In the future, Volkow wants to assess whether the ketogenic diet interferes with the body's metabolism of alcohol, and whether it could help prevent heavy drinking patterns and relapses before they begin. 

"We're very interested, in our testing, whether keeping with the ketogenic diet long-term will help people prevent relapse and also help them recover brain function, which, in turn, will help them achieve sobriety," she explained. "This is the next important question."  

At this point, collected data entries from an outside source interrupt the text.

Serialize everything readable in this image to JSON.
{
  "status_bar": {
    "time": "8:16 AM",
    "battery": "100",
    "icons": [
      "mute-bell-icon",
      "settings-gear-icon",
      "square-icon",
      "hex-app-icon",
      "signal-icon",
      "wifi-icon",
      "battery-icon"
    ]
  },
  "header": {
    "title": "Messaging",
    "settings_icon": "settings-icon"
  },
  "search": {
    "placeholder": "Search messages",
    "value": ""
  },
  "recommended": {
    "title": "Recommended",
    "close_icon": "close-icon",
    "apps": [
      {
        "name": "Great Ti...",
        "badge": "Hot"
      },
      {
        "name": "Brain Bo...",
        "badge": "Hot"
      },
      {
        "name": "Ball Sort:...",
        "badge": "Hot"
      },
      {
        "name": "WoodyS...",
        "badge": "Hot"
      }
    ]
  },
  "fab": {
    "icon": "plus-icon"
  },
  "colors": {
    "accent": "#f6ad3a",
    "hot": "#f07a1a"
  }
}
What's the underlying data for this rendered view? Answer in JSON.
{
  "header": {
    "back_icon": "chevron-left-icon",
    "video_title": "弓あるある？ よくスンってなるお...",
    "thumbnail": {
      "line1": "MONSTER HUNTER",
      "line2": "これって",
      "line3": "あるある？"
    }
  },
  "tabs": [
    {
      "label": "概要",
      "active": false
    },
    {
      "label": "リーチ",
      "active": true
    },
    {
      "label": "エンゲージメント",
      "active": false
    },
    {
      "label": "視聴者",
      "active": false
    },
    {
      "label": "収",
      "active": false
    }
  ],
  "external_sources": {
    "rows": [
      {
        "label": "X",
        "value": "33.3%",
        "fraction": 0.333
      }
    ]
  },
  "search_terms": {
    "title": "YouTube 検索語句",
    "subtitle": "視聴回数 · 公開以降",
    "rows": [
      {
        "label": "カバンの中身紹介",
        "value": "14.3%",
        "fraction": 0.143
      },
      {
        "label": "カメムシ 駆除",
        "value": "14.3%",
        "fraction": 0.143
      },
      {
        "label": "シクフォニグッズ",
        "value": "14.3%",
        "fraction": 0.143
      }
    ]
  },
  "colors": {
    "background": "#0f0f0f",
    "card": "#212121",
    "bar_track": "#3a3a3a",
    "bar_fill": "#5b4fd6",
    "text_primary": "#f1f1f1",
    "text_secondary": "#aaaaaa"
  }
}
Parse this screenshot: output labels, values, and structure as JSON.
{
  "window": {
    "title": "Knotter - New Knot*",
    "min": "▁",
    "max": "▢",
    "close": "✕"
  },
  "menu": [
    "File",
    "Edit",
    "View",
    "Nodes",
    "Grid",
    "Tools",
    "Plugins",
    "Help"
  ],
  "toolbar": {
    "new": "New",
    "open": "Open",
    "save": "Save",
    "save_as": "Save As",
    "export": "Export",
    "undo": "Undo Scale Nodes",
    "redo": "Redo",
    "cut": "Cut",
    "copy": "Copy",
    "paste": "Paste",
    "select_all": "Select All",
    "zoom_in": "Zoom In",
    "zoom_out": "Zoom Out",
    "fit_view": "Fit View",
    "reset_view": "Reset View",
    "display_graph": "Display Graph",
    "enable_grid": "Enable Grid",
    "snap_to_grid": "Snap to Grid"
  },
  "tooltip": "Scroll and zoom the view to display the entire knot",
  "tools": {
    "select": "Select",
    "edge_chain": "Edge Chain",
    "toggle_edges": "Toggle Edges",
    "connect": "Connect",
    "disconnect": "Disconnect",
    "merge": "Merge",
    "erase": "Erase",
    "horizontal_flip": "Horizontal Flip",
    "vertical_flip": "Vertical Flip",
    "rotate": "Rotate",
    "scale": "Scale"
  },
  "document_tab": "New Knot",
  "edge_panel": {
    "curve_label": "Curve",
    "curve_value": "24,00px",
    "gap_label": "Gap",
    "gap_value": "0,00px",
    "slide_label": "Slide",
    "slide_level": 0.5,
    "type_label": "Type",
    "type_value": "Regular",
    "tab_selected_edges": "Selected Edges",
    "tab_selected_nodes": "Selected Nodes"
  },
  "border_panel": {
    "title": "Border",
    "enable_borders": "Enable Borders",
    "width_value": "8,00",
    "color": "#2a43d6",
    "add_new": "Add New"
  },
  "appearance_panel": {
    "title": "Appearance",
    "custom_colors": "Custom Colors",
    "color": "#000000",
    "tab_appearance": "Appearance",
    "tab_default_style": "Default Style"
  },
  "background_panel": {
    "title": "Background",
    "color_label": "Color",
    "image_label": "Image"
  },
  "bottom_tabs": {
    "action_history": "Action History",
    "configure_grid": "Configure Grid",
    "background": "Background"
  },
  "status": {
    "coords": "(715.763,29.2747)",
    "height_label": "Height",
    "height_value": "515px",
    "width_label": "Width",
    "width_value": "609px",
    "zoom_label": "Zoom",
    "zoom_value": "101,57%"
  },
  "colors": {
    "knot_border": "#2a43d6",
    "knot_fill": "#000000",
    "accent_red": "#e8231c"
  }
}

The study, "Ketogenic diet reduces alcohol withdrawal symptoms and alcohol intake in rodents," published April 9 in Science Advances, was authored by Peter Manza, Ehsan Shokri-Kojori, Danielle Kroll, Dana Feldman, Katherine McPherson, Erin Biesecker, Rui Zhang, Kimberly Herman, Melanie Schwandt, Dardo Tomasi, Nancy Diazgranados, and Gene-Jack Wang, National Institute on Alcohol Abuse and Alcoholism; Corinde E. Wiers, National Institute on Alcohol Abuse and Alcoholism and Perelman School of Medicine, University of Pennsylvania; Leandro F. Vendruscolo, Sophie K. Elvig, and Janaina C.M. Vendruscolo, National Institute on Drug Abuse; George F. Koob and Nora D. Volkow, National Institute on Alcohol Abuse and Alcoholism and National Institute on Drug Abuse; Jan-Willem van der Veen, National Institute of Mental Health, Maryland; Sara A. Turner and Shanna Yang, Clinical Center Nutrition Department, National Institutes of Health; Mackenzie C. Cervenka, Department of Neurology, Johns Hopkins University; Anders Fink-Jensen, University Hospital of Copenhagen; and Helene Benveniste, Department of Anesthesiology, Yale University.